Both Mayor Adams and President Biden have pledged support, and each has pushed legislation to assist.
Mayor Adams stated his desire for precision policing to track down illegal firearms and “500 to 600 trigger pullers that are producing 17 percent of the violence in this city although they are less than 1 percent of the population.”
In New York, major crime reportedly jumped from 38.5 percent in January 2021 to January 2022. In addition, robberies, and felony assault both surged 33 percent.
Garland announced new federal help, while President Biden has earmarked $8 billion in his stalled Build Back Better bill for community violence and prevention across the nation.
“That means groups like ours who are on the frontlines helping to reduce gun violence would get some much-needed assistance,” Ford remarked.
She noted that in 2021 the President signed an executive order that allowed 26 federal programs and five agencies to change the language in their budgets on how they allocate funds to violence interrupter groups like Life Camp.

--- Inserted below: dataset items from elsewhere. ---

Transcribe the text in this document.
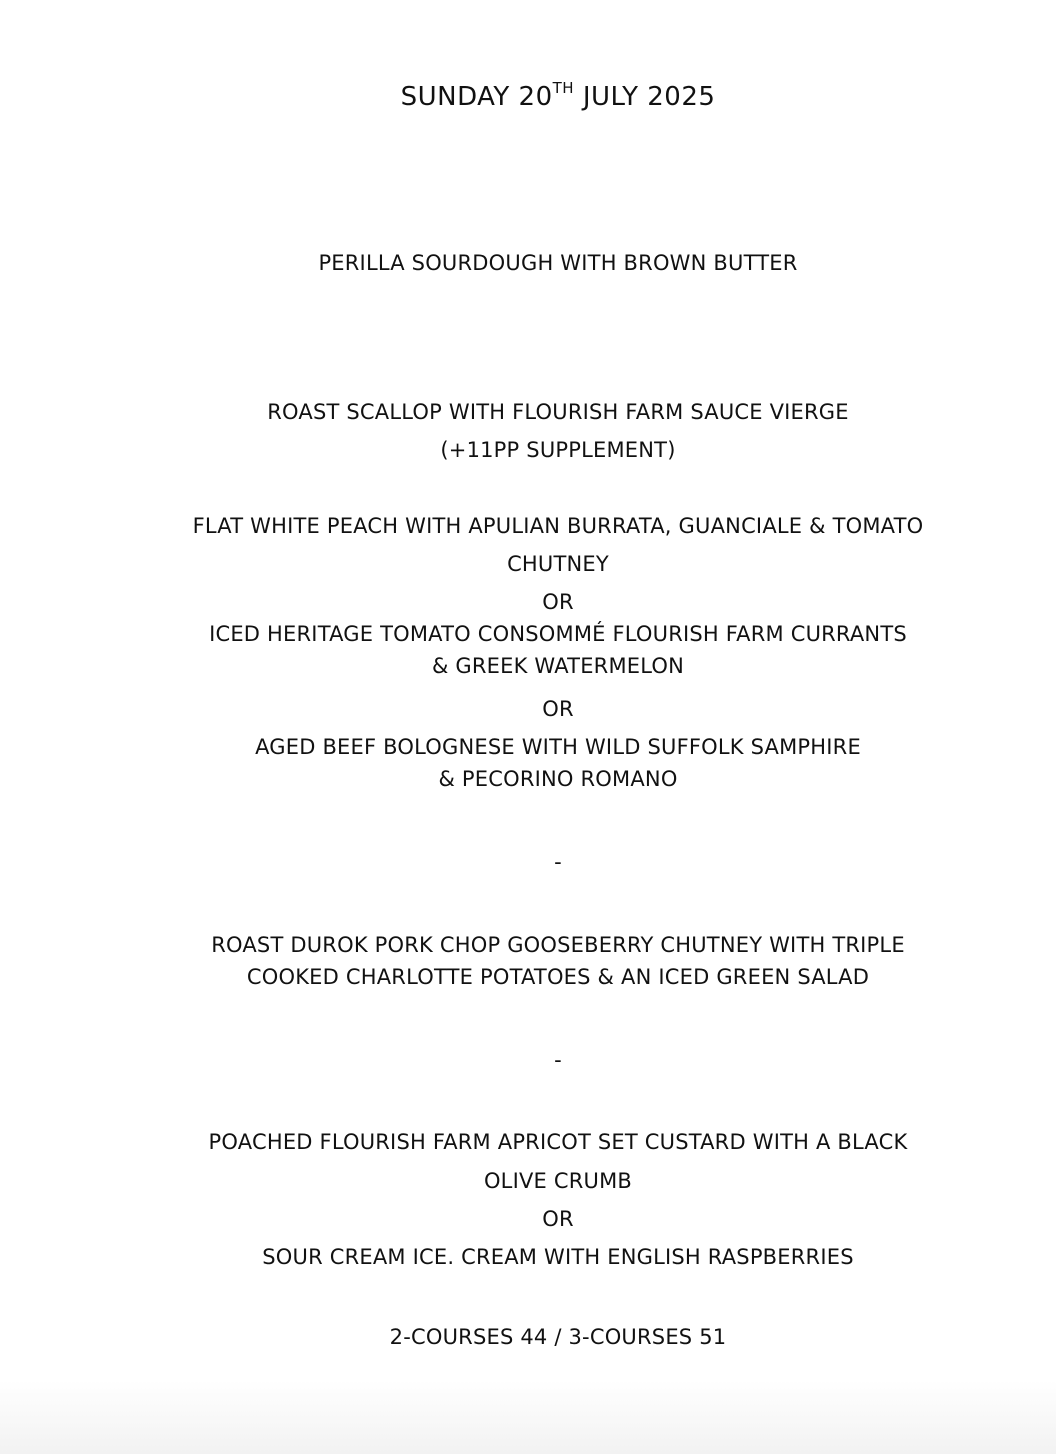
SUNDAY 20TH JULY 2025
PERILLA SOURDOUGH WITH BROWN BUTTER
ROAST SCALLOP WITH FLOURISH FARM SAUCE VIERGE
(+11PP SUPPLEMENT)
FLAT WHITE PEACH WITH APULIAN BURRATA, GUANCIALE & TOMATO
CHUTNEY
OR
ICED HERITAGE TOMATO CONSOMMÉ FLOURISH FARM CURRANTS
& GREEK WATERMELON
OR
AGED BEEF BOLOGNESE WITH WILD SUFFOLK SAMPHIRE
& PECORINO ROMANO
-
ROAST DUROK PORK CHOP GOOSEBERRY CHUTNEY WITH TRIPLE
COOKED CHARLOTTE POTATOES & AN ICED GREEN SALAD
-
POACHED FLOURISH FARM APRICOT SET CUSTARD WITH A BLACK
OLIVE CRUMB
OR
SOUR CREAM ICE. CREAM WITH ENGLISH RASPBERRIES
2-COURSES 44 / 3-COURSES 51
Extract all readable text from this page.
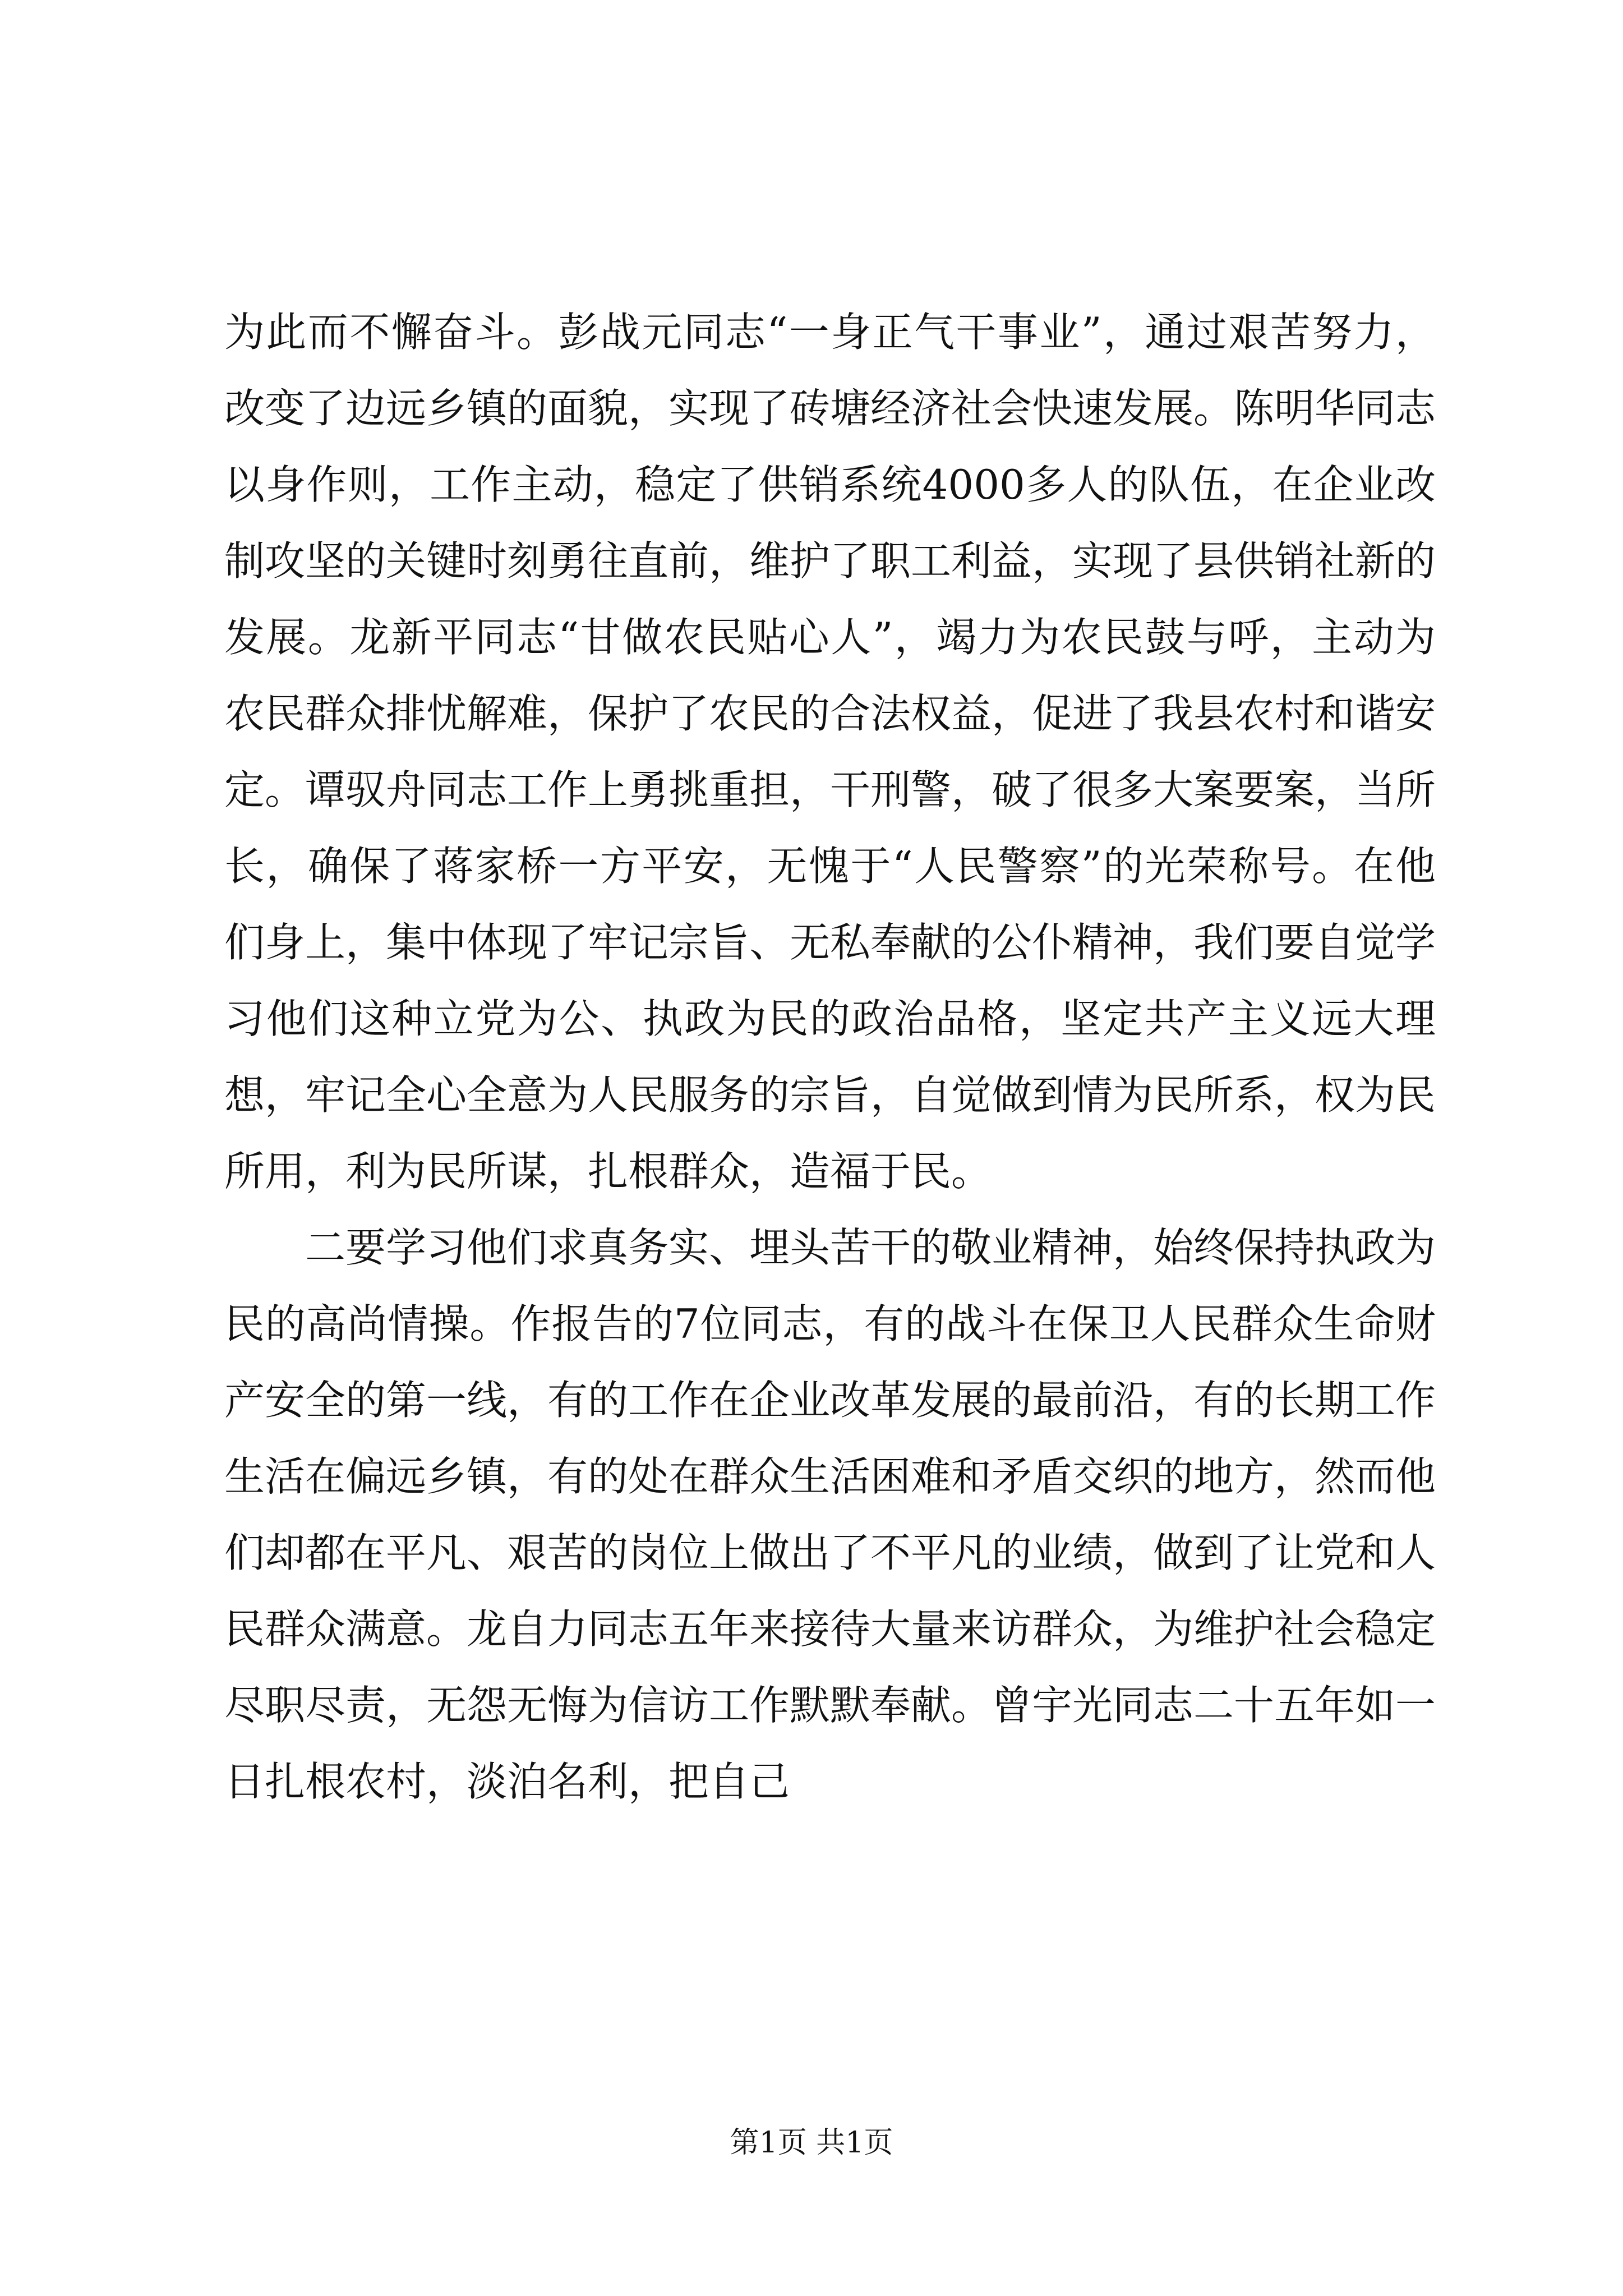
为此而不懈奋斗。彭战元同志“一身正气干事业”，通过艰苦努力，改变了边远乡镇的面貌，实现了砖塘经济社会快速发展。陈明华同志以身作则，工作主动，稳定了供销系统4000多人的队伍，在企业改制攻坚的关键时刻勇往直前，维护了职工利益，实现了县供销社新的发展。龙新平同志“甘做农民贴心人”，竭力为农民鼓与呼，主动为农民群众排忧解难，保护了农民的合法权益，促进了我县农村和谐安定。谭驭舟同志工作上勇挑重担，干刑警，破了很多大案要案，当所长，确保了蒋家桥一方平安，无愧于“人民警察”的光荣称号。在他们身上，集中体现了牢记宗旨、无私奉献的公仆精神，我们要自觉学习他们这种立党为公、执政为民的政治品格，坚定共产主义远大理想，牢记全心全意为人民服务的宗旨，自觉做到情为民所系，权为民所用，利为民所谋，扎根群众，造福于民。

二要学习他们求真务实、埋头苦干的敬业精神，始终保持执政为民的高尚情操。作报告的7位同志，有的战斗在保卫人民群众生命财产安全的第一线，有的工作在企业改革发展的最前沿，有的长期工作生活在偏远乡镇，有的处在群众生活困难和矛盾交织的地方，然而他们却都在平凡、艰苦的岗位上做出了不平凡的业绩，做到了让党和人民群众满意。龙自力同志五年来接待大量来访群众，为维护社会稳定尽职尽责，无怨无悔为信访工作默默奉献。曾宇光同志二十五年如一日扎根农村，淡泊名利，把自己

第1页 共1页
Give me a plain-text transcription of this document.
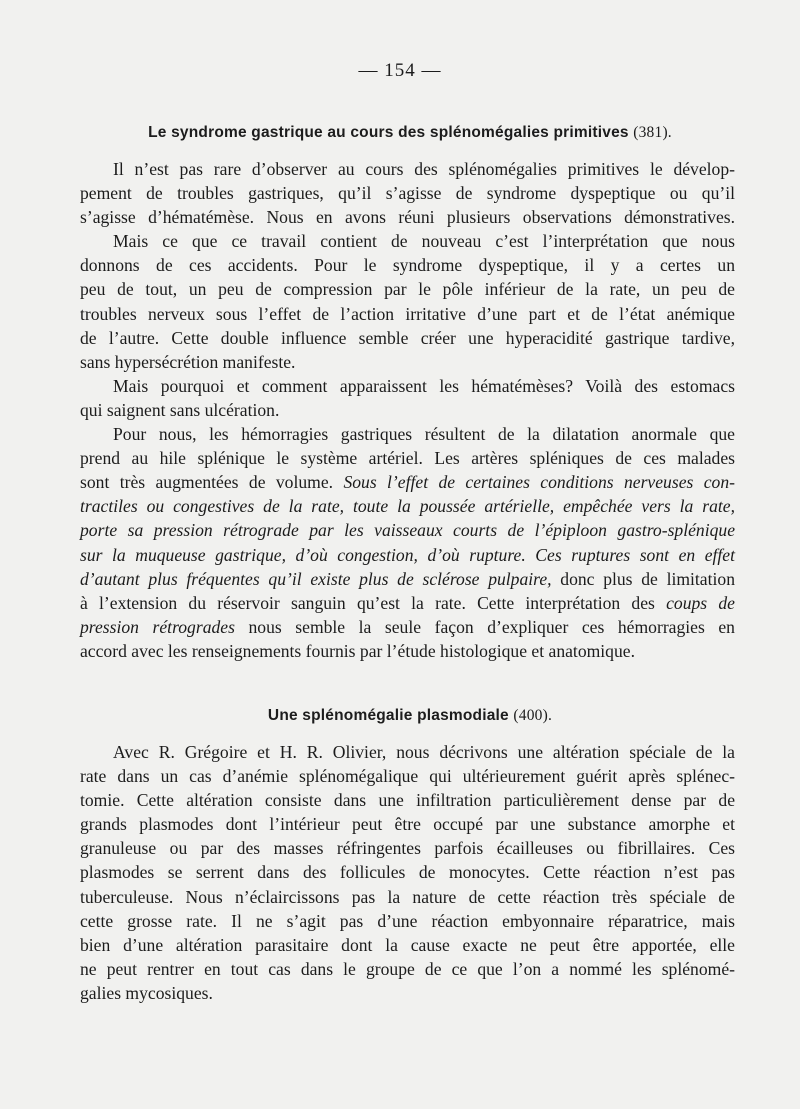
— 154 —
Le syndrome gastrique au cours des splénomégalies primitives (381).
Il n’est pas rare d’observer au cours des splénomégalies primitives le dévelop-
pement de troubles gastriques, qu’il s’agisse de syndrome dyspeptique ou qu’il
s’agisse d’hématémèse. Nous en avons réuni plusieurs observations démonstratives.
Mais ce que ce travail contient de nouveau c’est l’interprétation que nous
donnons de ces accidents. Pour le syndrome dyspeptique, il y a certes un
peu de tout, un peu de compression par le pôle inférieur de la rate, un peu de
troubles nerveux sous l’effet de l’action irritative d’une part et de l’état anémique
de l’autre. Cette double influence semble créer une hyperacidité gastrique tardive,
sans hypersécrétion manifeste.
Mais pourquoi et comment apparaissent les hématémèses? Voilà des estomacs
qui saignent sans ulcération.
Pour nous, les hémorragies gastriques résultent de la dilatation anormale que
prend au hile splénique le système artériel. Les artères spléniques de ces malades
sont très augmentées de volume. Sous l’effet de certaines conditions nerveuses con-
tractiles ou congestives de la rate, toute la poussée artérielle, empêchée vers la rate,
porte sa pression rétrograde par les vaisseaux courts de l’épiploon gastro-splénique
sur la muqueuse gastrique, d’où congestion, d’où rupture. Ces ruptures sont en effet
d’autant plus fréquentes qu’il existe plus de sclérose pulpaire, donc plus de limitation
à l’extension du réservoir sanguin qu’est la rate. Cette interprétation des coups de
pression rétrogrades nous semble la seule façon d’expliquer ces hémorragies en
accord avec les renseignements fournis par l’étude histologique et anatomique.
Une splénomégalie plasmodiale (400).
Avec R. Grégoire et H. R. Olivier, nous décrivons une altération spéciale de la
rate dans un cas d’anémie splénomégalique qui ultérieurement guérit après splénec-
tomie. Cette altération consiste dans une infiltration particulièrement dense par de
grands plasmodes dont l’intérieur peut être occupé par une substance amorphe et
granuleuse ou par des masses réfringentes parfois écailleuses ou fibrillaires. Ces
plasmodes se serrent dans des follicules de monocytes. Cette réaction n’est pas
tuberculeuse. Nous n’éclaircissons pas la nature de cette réaction très spéciale de
cette grosse rate. Il ne s’agit pas d’une réaction embyonnaire réparatrice, mais
bien d’une altération parasitaire dont la cause exacte ne peut être apportée, elle
ne peut rentrer en tout cas dans le groupe de ce que l’on a nommé les splénomé-
galies mycosiques.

“The answer is not to defund the police. It’s to give you the tools, the training, the funding to be partners, to be protectors and community leaders,” President Biden said during the February 3 meeting in New York. “To know the community, you know. Police need to treat everyone with respect and dignity,” the President said.
Mayor Adams exclaimed that city residents need to have “the justice we deserve, but the safety we need, and we need to tweak some of the legislation that we have witnessed to take an account the public safety aspect of it.”
The mayor also called on state lawmakers to change New York’s bail reform law to allow judges to consider a suspect’s danger to the community when setting bail.
“At some point in life, we have to be about life,” Ford asserted. “We have to be servants of the world and to our nation. We have to be about those people we serve, not just the constituents in our areas, but across the nation.”
Ford concluded:
“There has to be a consideration to making sure that everyone has access to quality of life, to healthcare, and education. Investment in violence prevention is about helping people move those barriers that stop them from living.
“Whether you’re Republican or Democrat, the question of violence, safe roads, and access to the internet is vital. And we need to help those incarcerated to come back into society. All of this allows us to build as a nation, so why not? We should want to build as a nation.”